De enquetecommissie Fyra levert half werk - Onafhankelijke Fractie Klein

'De presentatie van het rapport van de parlementaire enquetecommissie naar de Fyra laat zien dat er half werk is afgeleverd' zo stelt het Tweede Kamerlid Norbert Klein (Vrijzinnige Partij). Het rapport, opgesteld door Tweede Kamerleden, houdt collega Kamerleden de hand boven het hoofd. "De rol van de Tweede Kamer blijft vrijwel buiten schot, terwijl het de Kamer zelf was, die aanstuurde op snel en goedkoop en daarbij het belang van de reiziger uit het oog verloren", aldus Norbert Klein. De reiziger is dus weer de dupe.

Terecht merkt de commissie Toorenburg op dat er in de aanbesteding veel is mis gegaan. Het ministerie van Verkeer en Waterstaat was erop gericht om de concessie aan de NS te gunnen. Toen dit niet onderhands lukte werd dit met een aanbesteding gedaan. Hoewel het ministerie wist dat het plan van de HSA onrealistisch was, is het ministerie hiermee wel in zee gegaan. Hier had zeker kritischer naar gekeken moeten worden. Doordat het fundament, de aanbesteding, ondeugdelijk in elkaar zat zag je daarna fout op fout gestapeld worden met als toppunt de bekende fyra-treinen die uit elkaar vielen in december 2012. Hier gold duidelijk goedkoop is duurkoop. Men had dit in 2001 toen de concessieovereenkomst werd getekend al kunnen zien aankomen. Minister Tineke Netelenbos (PvdA) was naief te denken dat wat zij met de HSA afsprak niet haar probleem zou zijn als de afspraken niet nagekomen zouden worden. Een dure misser.
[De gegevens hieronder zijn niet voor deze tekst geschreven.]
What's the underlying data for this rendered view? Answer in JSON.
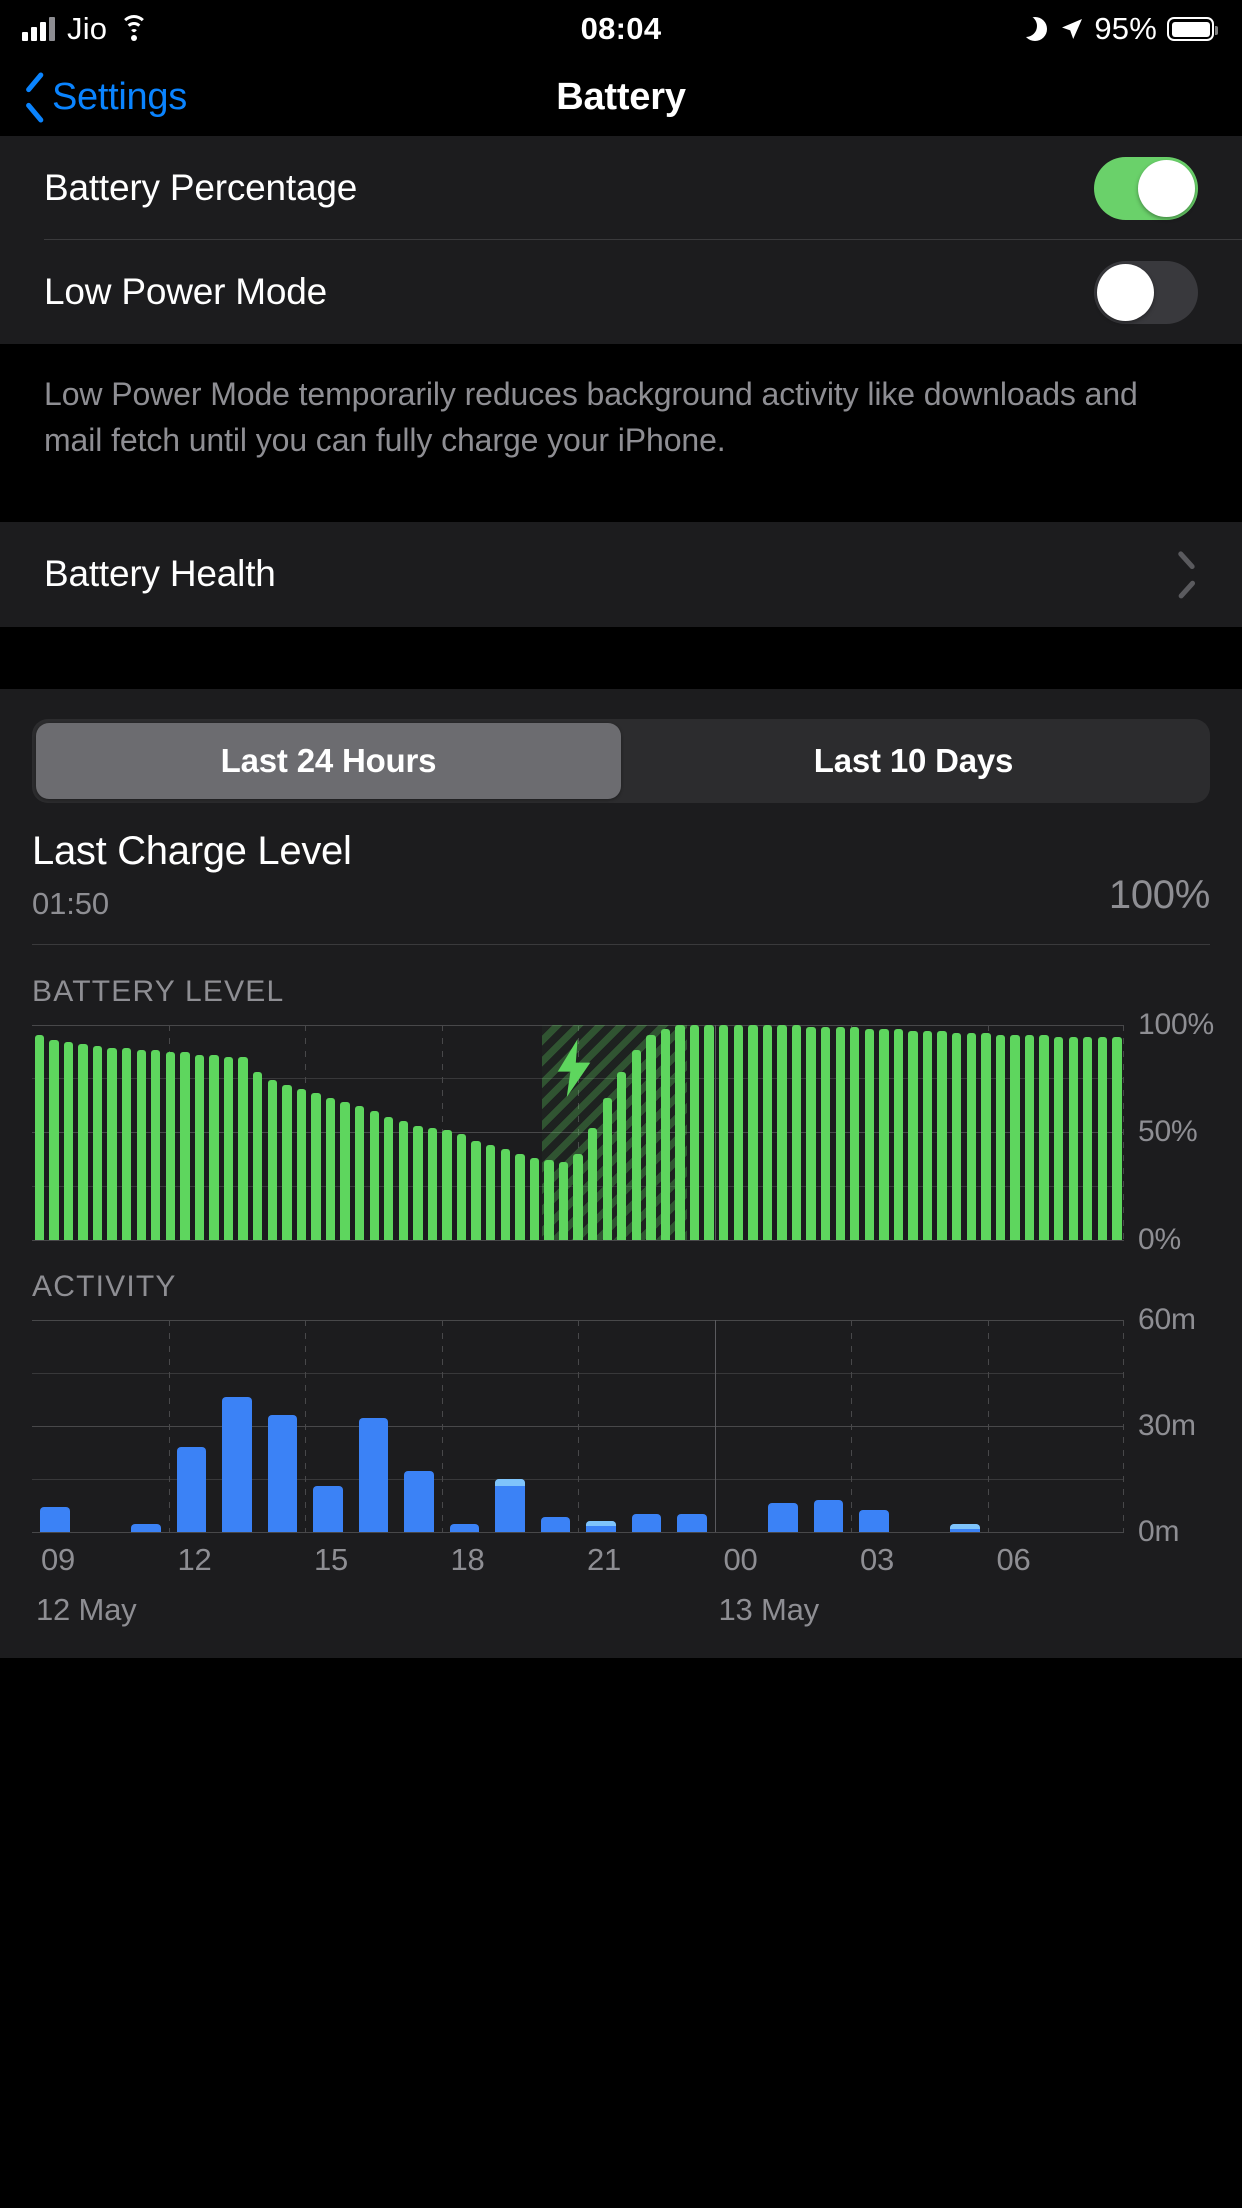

Anderzijds heeft de Tweede Kamer boter op het hoofd. De sterke sturing op financien in plaats van sturing op wat het resultaat is voor de reizigers is sterk ingegeven door de Tweede Kamerleden zelf. De Tweede Kamer volgde het proces nauwlettend, toch stuurden ook zij met de VVD voorop aan op een concessie met de HSA. Het moest allemaal snel en goedkoop.

Vreemd genoeg merkt de commissie wel op dat de Tweede Kamer wel degelijk een rol heeft in het mislopen van het fyra-debacle. Toch meent de commissie dat dit niet voldoende is om dit op te nemen in de hoofdconclusie, terwijl dit volgens de Vrijzinnige Partij een cruciaal onderdeel is van het verhaal. Het is wel duidelijk dat de commissie-leden de collega kamerleden de hand boven het hoofd houdt. Hierdoor geeft het rapport een te eenzijdig beeld en wordt wederom de reiziger niet centraal gesteld.